- Born: Mary Helen Campbell 27 November 1907 Bathurst, New South Wales
- Died: 15 February 1986 (aged 78) North Adelaide
- Other names: Mrs Edwin Withers
- Known for: leadership of the Country Women’s Association
- Successor: Bertha Chatto St George Smith
- Spouse: Edwin Joseph Withers

= Helen Withers =

(Mary) Helen Withers , born Mary Helen Campbell, (27 November 1907 – 15 February 1986) was an Australian community leader who became the President of the Country Women's Association for South Australia and of the national organisation.

==Life==
Withers was born in 1907 in Bathurst. She was the elder daughter of Annie (born Campbell) and James Walker and they had both been born in the state of Victoria, Her father was a squatter near Nyngan and by 1913 the family were living at what they called Kaluga. Her mother was in the Country Women’s Association of New South Wales and Withers was taken to meetings at Nyngan. When she was still at home she was went to a CWA meeting where she was elected to its executive committee. The youngest ever elected. In 1928 she became the President on the Nyngan branch.

She married into the Withers family in 1932. who owned substantial lands.
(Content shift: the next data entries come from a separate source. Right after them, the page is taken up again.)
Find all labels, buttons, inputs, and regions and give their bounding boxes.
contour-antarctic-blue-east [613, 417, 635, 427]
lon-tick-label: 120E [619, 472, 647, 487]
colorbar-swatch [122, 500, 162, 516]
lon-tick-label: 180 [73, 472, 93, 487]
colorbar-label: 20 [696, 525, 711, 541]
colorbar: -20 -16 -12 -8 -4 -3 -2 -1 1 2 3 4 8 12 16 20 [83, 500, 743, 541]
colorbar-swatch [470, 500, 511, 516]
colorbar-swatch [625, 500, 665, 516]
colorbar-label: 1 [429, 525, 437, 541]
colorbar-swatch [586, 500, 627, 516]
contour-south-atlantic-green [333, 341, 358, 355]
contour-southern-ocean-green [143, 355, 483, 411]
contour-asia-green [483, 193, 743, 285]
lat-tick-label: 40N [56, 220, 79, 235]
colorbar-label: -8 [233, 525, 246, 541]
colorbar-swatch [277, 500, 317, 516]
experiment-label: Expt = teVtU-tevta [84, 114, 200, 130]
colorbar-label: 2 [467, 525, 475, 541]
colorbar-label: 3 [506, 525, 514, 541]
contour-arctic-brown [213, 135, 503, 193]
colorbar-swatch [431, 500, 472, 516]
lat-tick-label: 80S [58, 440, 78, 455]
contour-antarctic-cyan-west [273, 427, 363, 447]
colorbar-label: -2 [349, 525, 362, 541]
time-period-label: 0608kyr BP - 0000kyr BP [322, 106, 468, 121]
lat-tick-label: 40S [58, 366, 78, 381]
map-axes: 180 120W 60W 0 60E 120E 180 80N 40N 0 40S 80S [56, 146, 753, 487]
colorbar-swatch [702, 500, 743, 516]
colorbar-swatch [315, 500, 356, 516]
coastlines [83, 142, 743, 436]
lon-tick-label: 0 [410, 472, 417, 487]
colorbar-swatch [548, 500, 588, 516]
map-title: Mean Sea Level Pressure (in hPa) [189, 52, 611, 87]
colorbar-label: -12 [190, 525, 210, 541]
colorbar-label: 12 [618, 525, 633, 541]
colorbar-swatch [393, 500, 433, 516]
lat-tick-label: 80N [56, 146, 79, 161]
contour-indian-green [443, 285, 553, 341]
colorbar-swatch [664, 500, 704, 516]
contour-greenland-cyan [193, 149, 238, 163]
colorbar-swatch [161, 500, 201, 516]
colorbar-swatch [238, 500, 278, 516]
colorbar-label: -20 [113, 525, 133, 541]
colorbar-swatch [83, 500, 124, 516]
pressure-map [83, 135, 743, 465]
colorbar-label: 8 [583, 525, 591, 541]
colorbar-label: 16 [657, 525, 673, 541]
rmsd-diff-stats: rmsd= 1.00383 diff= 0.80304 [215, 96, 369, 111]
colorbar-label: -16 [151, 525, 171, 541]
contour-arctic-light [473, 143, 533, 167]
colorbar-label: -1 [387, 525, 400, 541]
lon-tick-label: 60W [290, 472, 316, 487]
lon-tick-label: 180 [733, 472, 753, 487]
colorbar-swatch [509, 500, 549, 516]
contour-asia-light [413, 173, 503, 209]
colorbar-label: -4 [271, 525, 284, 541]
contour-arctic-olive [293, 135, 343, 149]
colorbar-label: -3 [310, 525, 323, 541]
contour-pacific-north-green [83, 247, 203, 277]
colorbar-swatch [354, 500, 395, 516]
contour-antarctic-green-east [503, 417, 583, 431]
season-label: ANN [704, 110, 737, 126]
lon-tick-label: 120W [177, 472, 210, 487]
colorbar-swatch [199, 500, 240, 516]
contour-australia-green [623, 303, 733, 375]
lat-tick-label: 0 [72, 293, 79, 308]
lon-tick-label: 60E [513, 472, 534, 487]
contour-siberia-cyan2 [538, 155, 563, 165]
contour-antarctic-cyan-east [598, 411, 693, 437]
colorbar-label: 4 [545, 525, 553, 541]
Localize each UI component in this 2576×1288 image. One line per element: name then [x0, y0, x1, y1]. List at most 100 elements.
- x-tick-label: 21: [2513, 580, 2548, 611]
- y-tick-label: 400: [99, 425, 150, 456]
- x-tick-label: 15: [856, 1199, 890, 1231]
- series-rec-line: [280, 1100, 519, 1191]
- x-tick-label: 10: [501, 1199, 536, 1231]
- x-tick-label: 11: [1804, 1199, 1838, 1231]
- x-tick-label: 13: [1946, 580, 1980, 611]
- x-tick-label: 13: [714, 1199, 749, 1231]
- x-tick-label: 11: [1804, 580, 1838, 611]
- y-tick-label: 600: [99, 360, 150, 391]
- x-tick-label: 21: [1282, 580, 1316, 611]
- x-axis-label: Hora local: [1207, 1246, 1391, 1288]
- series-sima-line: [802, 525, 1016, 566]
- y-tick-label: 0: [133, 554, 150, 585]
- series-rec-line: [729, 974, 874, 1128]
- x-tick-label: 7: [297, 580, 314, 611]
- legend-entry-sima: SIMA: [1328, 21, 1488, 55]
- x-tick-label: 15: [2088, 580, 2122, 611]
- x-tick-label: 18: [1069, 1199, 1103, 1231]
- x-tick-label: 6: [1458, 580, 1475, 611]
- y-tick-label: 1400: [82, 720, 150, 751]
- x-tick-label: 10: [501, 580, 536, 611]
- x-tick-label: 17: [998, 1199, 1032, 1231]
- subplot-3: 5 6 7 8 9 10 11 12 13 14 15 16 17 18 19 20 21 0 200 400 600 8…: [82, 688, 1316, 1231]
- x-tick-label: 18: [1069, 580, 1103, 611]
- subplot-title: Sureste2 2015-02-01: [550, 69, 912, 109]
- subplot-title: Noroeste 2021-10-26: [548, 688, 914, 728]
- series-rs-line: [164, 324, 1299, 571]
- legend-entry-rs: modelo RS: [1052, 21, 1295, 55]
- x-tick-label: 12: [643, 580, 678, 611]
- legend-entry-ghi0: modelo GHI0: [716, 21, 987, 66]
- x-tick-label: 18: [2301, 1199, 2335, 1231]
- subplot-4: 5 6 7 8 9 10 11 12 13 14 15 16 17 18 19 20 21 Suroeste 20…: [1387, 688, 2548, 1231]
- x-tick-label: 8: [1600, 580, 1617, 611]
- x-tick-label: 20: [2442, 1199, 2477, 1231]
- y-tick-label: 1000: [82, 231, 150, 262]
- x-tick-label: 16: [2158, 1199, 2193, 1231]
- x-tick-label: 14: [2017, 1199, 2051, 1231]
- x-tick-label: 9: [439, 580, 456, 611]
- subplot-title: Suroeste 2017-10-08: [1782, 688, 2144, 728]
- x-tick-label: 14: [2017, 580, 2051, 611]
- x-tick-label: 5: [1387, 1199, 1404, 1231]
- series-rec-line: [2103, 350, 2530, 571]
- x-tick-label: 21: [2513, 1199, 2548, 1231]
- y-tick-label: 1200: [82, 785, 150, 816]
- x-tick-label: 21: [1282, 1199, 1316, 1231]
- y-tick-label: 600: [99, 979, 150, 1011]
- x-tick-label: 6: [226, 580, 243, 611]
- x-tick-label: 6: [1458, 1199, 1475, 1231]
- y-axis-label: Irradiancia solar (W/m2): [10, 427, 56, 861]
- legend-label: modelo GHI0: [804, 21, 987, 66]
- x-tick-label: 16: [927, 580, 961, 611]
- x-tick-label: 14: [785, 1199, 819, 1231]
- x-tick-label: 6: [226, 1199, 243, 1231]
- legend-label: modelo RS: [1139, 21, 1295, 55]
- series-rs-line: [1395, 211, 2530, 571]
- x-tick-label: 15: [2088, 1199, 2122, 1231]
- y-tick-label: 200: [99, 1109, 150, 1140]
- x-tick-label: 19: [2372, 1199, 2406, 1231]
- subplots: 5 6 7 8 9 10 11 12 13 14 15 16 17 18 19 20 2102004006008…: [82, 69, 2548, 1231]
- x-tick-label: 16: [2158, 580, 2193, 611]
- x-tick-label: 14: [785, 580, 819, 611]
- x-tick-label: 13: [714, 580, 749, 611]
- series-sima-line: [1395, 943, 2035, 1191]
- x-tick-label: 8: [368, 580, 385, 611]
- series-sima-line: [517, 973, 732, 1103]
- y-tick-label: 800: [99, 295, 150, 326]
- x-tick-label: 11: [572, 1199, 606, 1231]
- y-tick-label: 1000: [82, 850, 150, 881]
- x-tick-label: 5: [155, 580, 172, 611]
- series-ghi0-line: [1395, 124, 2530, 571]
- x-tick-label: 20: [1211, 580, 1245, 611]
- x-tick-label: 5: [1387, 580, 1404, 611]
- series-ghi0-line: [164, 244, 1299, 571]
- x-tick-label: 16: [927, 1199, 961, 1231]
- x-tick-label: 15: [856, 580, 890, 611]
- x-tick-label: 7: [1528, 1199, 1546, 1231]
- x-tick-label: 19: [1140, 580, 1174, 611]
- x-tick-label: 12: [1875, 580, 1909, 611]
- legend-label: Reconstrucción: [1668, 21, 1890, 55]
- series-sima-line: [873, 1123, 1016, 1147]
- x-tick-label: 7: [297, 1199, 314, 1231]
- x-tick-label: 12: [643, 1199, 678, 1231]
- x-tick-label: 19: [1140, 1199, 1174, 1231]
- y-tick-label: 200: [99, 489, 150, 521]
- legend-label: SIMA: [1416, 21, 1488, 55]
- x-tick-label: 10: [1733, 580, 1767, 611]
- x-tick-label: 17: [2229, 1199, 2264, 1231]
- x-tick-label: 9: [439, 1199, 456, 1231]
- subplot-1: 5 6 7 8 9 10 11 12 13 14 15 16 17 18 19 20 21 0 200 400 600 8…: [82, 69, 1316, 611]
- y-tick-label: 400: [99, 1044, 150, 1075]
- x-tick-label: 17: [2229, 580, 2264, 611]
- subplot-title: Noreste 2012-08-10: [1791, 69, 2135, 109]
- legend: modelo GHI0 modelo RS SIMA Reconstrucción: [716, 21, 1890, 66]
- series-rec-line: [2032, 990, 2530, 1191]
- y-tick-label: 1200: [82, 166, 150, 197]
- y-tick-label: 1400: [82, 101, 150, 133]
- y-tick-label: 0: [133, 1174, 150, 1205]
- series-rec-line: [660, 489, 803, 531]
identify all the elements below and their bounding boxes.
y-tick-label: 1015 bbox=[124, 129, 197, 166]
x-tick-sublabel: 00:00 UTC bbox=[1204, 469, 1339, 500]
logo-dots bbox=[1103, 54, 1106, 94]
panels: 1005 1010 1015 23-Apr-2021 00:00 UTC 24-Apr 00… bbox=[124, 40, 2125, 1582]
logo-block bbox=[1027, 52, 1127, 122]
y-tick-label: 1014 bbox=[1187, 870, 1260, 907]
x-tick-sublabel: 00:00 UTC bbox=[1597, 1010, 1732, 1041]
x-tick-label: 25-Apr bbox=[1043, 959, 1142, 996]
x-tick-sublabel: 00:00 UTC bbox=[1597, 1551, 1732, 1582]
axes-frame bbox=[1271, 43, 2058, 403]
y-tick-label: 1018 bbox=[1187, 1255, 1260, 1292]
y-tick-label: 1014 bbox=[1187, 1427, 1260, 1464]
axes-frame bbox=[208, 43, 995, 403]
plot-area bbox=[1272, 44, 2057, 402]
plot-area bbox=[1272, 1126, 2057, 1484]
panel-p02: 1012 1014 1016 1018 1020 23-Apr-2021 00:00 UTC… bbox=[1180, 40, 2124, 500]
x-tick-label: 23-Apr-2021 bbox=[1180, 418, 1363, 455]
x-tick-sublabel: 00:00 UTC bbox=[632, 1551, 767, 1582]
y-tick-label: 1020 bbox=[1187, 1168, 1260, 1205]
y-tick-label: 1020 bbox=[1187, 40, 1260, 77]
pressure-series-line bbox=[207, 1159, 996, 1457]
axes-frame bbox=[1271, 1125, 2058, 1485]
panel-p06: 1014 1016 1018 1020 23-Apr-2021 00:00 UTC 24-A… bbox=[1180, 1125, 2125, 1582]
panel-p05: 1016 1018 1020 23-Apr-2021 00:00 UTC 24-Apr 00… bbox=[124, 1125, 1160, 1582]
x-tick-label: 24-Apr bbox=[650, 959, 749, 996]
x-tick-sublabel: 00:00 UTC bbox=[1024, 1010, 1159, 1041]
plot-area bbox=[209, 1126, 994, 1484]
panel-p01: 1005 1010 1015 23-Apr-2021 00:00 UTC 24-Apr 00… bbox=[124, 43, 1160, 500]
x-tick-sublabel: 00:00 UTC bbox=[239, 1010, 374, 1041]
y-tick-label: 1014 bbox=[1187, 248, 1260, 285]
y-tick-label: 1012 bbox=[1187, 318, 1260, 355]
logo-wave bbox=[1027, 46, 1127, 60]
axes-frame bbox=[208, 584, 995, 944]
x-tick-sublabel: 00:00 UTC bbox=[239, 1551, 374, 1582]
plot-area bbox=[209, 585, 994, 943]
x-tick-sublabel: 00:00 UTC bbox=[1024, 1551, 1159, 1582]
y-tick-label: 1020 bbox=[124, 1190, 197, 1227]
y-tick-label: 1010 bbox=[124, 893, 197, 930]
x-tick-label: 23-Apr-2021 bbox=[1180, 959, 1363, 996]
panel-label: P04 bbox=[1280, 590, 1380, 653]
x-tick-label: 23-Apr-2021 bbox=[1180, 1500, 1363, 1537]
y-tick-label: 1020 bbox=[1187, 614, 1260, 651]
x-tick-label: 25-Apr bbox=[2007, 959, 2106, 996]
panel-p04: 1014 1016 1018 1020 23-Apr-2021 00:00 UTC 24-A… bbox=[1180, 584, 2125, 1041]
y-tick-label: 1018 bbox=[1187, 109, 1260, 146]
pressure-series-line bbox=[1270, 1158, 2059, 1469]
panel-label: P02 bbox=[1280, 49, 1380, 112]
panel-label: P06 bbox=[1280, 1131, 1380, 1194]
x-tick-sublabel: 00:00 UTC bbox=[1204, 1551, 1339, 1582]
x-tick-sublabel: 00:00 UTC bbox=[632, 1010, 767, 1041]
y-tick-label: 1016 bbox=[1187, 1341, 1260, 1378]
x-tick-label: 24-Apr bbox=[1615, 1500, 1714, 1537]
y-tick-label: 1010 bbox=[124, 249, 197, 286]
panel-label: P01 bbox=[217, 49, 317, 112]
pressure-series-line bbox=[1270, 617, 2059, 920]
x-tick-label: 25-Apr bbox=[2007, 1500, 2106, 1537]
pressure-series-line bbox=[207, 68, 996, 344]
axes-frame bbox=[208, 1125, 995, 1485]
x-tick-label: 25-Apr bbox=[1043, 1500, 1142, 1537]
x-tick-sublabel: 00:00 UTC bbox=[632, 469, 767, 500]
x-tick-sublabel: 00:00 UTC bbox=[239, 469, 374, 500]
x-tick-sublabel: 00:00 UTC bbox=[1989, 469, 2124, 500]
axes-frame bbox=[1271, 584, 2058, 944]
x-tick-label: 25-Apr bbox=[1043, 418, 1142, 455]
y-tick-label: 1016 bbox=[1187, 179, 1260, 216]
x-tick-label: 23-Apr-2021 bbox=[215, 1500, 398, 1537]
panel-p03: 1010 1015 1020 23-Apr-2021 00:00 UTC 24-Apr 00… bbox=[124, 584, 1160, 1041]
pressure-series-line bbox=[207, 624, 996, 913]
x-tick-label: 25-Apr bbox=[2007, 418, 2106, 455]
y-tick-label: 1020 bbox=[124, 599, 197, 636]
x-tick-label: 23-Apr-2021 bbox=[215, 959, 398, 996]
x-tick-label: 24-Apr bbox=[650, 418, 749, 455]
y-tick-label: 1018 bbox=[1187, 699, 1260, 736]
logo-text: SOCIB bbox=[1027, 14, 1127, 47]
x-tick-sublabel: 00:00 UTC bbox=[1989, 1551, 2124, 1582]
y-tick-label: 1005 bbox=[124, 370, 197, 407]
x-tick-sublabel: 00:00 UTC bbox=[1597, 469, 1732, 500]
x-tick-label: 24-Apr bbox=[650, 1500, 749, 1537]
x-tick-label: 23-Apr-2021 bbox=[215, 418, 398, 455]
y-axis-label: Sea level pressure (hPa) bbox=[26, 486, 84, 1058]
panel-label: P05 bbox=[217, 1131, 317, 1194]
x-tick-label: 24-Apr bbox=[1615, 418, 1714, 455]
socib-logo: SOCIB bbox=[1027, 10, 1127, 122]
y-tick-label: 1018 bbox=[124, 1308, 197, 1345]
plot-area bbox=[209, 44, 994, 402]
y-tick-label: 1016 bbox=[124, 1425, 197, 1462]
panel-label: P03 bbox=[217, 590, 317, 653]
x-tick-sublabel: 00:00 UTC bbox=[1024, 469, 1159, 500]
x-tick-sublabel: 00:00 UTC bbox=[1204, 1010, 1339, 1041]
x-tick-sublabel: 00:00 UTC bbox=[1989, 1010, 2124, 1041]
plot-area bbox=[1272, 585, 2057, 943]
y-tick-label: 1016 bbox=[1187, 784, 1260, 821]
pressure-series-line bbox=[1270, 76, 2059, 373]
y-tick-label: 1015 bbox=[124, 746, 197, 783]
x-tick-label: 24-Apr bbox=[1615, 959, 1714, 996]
Her husband was Edwin Joseph Withers and they lived on the edges of the freshwater lake of Lake Alexandrina about 100 km from Adelaide. They ran a cattle property belonging to the larger Withers family. She transferred her allegiance to the South Australian Country Women’s Association (SACWA). In 1939 she joined a new section of the South Australia organisation to appeal to women who could not attend regular meetings because if their remote locations. She was President of the South Australian Country Women’s Association postal section until 1952 except for when she was President of the SACWA.

Withers would sometimes use the name "Mrs Edwin Withers" and her husband sometimes accompanied her on visits to other clubs. She rose to be President of the South Australian Country Women’s Association from 1944 to 1947 at a time when there were moves to establish a national CWA organisation. Helena Catherine Marfell of Victoria was the first President of the National Country Women's Association. Withers was the next President in 1946 because South Australia was then taking the lead for another year until Bertha Chatto St George Smith of NSW took over.

Withers was awarded an OAM on 26 January 1981 for "community service". Withers died in 1986 in North Adelaide.